February 8, 2007 | By: Nicole

The saga of the clinic of Satan

Here in the 7th Circle of Hell, we take our kids to a little thing called the Troop Medical Clinic, or TMC. Given their clientele, which is soldiers and their families, it's not like I have high expectations for the place. Yet somehow, it manages to outdo itself every single time I attempt to go there. I say attempt. You'll see.
Say I need to call there for something. There is a separate number for appointments, which is a godsend, but just say I need to call for something else, like a doctor's note, to ask about a referral, or some such nonsense. No one knows anything. Worse, they pretend to know things, condescendingly, and then just put you on hold. Indefinitely.

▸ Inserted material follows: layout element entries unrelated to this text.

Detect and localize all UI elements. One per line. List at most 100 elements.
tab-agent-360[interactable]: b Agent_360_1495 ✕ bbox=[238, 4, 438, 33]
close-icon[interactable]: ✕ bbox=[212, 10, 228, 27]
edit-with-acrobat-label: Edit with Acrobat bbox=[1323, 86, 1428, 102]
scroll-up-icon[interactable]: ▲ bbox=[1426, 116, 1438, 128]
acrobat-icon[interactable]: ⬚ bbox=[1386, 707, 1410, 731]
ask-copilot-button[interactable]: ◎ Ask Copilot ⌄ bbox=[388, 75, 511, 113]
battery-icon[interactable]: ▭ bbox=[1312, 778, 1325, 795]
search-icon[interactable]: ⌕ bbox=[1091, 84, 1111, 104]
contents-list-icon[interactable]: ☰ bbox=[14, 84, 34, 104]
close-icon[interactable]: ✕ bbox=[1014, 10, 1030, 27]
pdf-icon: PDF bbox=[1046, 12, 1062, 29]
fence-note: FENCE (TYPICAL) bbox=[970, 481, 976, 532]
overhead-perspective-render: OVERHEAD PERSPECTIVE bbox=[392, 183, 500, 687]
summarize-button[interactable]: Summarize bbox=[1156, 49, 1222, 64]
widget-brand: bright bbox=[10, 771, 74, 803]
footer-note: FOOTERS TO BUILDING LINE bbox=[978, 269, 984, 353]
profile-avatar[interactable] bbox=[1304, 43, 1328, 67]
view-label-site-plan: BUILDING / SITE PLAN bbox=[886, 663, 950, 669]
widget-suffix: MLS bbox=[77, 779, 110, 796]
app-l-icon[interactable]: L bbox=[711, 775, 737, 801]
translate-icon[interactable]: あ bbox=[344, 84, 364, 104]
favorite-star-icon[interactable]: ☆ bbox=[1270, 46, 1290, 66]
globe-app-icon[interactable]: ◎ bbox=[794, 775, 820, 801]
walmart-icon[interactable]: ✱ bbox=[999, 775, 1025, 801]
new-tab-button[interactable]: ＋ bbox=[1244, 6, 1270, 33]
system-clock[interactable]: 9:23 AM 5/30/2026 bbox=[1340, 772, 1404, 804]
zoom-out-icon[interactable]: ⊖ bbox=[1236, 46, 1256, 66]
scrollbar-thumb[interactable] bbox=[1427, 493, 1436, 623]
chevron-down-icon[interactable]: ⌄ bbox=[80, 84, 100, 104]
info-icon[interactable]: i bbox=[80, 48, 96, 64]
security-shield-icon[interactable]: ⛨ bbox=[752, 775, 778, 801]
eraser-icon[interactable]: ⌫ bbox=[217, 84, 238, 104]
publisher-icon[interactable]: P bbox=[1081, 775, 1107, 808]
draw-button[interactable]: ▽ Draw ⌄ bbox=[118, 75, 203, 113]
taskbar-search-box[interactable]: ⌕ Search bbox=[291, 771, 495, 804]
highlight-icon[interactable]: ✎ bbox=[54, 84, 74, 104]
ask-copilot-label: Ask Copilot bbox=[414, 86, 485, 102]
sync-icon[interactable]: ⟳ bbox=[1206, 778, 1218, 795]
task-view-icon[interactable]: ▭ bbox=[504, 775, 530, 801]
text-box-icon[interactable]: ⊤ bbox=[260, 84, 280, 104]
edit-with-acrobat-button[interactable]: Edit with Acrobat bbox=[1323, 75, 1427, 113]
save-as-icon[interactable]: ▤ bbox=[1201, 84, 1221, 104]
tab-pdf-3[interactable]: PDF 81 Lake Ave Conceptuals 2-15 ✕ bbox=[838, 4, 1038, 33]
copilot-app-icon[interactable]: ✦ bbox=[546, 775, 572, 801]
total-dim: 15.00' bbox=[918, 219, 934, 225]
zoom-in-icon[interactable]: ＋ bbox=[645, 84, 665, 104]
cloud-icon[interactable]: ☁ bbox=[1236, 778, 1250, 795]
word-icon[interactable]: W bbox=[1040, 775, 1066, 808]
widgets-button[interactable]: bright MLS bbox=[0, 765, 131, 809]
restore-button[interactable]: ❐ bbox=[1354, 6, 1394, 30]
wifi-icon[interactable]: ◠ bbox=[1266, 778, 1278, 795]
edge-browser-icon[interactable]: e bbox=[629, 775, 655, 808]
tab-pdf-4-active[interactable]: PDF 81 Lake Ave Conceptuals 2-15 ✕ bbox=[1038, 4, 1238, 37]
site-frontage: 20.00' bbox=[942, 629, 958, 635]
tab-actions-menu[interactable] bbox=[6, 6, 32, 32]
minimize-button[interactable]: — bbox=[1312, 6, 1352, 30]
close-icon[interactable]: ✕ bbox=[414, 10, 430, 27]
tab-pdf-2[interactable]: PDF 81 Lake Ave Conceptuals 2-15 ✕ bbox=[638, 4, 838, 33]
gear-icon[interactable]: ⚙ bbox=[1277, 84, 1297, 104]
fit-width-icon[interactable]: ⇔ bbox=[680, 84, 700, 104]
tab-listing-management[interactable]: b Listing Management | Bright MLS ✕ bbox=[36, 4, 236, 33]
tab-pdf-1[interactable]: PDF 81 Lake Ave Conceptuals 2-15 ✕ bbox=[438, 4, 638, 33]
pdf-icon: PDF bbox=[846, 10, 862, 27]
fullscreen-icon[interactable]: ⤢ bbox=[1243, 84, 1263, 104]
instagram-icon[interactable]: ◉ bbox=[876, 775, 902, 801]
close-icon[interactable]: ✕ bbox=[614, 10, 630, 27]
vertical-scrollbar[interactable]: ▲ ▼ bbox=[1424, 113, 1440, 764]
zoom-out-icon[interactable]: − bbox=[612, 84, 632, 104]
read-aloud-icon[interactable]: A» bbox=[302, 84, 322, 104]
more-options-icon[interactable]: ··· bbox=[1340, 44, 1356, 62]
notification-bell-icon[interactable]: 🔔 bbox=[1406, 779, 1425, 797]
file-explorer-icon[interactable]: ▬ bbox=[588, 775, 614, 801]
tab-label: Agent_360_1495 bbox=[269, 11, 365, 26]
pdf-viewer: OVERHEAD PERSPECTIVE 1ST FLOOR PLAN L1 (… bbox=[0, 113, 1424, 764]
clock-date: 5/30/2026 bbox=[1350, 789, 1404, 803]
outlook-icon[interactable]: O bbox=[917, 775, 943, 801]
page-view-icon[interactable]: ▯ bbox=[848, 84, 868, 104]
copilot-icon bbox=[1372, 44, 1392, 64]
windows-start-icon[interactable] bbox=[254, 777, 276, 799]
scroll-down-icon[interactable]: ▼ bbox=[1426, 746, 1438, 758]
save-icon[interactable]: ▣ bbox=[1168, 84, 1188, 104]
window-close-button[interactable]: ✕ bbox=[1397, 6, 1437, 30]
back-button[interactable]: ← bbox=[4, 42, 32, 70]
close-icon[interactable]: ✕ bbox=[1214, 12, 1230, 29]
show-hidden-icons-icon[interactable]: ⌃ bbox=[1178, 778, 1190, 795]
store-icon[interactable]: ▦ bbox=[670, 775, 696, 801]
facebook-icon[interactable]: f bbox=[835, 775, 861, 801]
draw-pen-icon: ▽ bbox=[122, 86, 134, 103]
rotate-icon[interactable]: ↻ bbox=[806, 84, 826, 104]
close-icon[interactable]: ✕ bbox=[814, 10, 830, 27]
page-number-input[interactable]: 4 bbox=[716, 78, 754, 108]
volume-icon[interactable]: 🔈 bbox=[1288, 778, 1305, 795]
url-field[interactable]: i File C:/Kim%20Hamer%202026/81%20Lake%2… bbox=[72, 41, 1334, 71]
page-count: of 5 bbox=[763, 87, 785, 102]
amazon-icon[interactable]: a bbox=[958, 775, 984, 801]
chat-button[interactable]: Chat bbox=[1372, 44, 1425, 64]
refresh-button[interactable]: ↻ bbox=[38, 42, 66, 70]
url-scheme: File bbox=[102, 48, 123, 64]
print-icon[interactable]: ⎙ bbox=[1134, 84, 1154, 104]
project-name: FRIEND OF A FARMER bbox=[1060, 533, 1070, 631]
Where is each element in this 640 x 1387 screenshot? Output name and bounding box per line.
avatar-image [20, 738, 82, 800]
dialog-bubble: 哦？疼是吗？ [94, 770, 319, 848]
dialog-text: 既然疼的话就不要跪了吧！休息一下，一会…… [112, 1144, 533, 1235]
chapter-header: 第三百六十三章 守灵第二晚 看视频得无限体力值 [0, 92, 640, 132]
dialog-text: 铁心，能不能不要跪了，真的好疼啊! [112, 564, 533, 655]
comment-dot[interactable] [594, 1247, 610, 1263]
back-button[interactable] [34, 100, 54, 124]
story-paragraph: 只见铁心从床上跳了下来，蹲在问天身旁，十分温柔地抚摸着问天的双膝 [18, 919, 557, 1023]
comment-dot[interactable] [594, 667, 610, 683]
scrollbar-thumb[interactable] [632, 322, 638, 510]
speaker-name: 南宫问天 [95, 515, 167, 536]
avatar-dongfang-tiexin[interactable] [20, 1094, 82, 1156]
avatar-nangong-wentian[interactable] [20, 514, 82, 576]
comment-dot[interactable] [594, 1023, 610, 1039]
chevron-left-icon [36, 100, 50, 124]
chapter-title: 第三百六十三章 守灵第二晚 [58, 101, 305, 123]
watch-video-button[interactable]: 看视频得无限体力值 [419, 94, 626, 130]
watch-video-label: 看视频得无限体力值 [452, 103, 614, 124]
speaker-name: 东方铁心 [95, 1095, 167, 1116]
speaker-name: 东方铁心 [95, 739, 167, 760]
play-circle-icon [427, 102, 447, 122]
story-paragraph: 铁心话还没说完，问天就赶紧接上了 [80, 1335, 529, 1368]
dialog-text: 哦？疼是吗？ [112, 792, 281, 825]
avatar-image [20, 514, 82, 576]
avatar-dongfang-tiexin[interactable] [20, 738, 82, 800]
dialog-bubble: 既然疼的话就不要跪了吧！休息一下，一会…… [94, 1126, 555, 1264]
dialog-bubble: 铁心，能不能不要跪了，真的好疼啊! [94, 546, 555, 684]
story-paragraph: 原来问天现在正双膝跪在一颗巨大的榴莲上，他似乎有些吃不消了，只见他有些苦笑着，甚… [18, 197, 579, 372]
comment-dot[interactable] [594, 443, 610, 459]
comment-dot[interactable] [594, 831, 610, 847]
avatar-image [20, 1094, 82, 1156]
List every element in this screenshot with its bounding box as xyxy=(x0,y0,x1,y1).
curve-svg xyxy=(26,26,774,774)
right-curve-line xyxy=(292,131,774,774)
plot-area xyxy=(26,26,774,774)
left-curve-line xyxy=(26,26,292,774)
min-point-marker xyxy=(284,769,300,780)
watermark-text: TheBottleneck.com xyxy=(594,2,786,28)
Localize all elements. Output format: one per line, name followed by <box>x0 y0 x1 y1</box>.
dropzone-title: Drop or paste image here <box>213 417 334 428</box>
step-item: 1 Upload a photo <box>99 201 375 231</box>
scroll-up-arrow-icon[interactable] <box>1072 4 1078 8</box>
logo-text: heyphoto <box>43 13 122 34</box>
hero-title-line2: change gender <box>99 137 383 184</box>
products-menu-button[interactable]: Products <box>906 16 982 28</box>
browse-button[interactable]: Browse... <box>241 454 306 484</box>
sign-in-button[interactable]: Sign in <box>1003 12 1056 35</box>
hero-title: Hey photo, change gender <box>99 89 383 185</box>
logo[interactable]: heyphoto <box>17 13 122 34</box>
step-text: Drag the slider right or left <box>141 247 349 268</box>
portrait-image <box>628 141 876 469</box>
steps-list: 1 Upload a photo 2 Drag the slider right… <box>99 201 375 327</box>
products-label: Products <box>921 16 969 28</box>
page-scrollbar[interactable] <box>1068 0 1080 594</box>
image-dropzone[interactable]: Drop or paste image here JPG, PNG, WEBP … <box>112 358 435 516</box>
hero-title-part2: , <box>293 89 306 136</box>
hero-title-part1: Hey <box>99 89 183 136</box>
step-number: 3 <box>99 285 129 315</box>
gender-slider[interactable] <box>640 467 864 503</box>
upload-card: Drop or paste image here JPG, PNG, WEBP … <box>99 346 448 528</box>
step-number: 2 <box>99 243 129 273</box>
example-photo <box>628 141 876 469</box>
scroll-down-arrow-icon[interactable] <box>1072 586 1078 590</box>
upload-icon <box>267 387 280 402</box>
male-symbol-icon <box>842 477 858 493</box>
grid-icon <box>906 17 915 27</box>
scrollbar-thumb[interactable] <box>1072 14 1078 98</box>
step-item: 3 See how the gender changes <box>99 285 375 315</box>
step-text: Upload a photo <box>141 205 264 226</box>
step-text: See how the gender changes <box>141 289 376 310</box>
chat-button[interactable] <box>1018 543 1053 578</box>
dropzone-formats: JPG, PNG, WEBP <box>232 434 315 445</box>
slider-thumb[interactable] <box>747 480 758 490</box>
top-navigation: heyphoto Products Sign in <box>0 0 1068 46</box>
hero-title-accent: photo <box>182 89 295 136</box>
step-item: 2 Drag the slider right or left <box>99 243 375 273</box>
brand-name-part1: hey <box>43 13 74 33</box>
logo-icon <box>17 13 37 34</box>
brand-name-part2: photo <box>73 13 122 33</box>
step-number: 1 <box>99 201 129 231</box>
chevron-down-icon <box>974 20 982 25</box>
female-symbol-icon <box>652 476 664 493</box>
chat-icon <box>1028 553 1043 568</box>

I could give a list a mile long of "TMC Incidents", as I think of them, but let me limit it just to trying to get Bean in for her Well Baby appointments. For all the non-parents, kids should have them at two, four, six, and twelve months. At eight months, Bean has had one. The first appointment I took her to took over two hours. Two hours for wait for a doctor to look at her for two minutes and then to sit waiting for shots. The second time I tried for an appointment, I wasn't seen at all. I sat in the waiting room for almost 40 minutes without even being acknowledged, asked if I was going to be seen anytime soon and was told by the fat sow at the desk that I'd just have to wait. I did not, I left.
So imagine my dismay on the third try this morning, when I showed up at 8:17 for my 8:20 appointment, only to be told by said fat sow that my appointment was at 8:00 and I had missed it because after 8:15 there was nothing they could do. I said that my appointment had been at 8:20, which she denied, and being insanely furious I said nothing to Fat Sow and walked away. On my way home, what do I get but a message from someone at the TMC, apologizing because my appointment really was at 8:20, there had been a mixup and would I like to come in later today?
Would I like to come in later today? Would I? I called that lady back and let her have it. This was perfect, because of course having walked away from Fat Sow without saying a word I naturally thought of many clever and pointed comments to make in the car on the way home. And I got to use every one of them.
No, my kid still hasn't been seen. But I have yet to find someone who will tell me to tough it out at the TMC. Nope, everyone, including an actual doctor and somebody in central appointments, says "just screw it."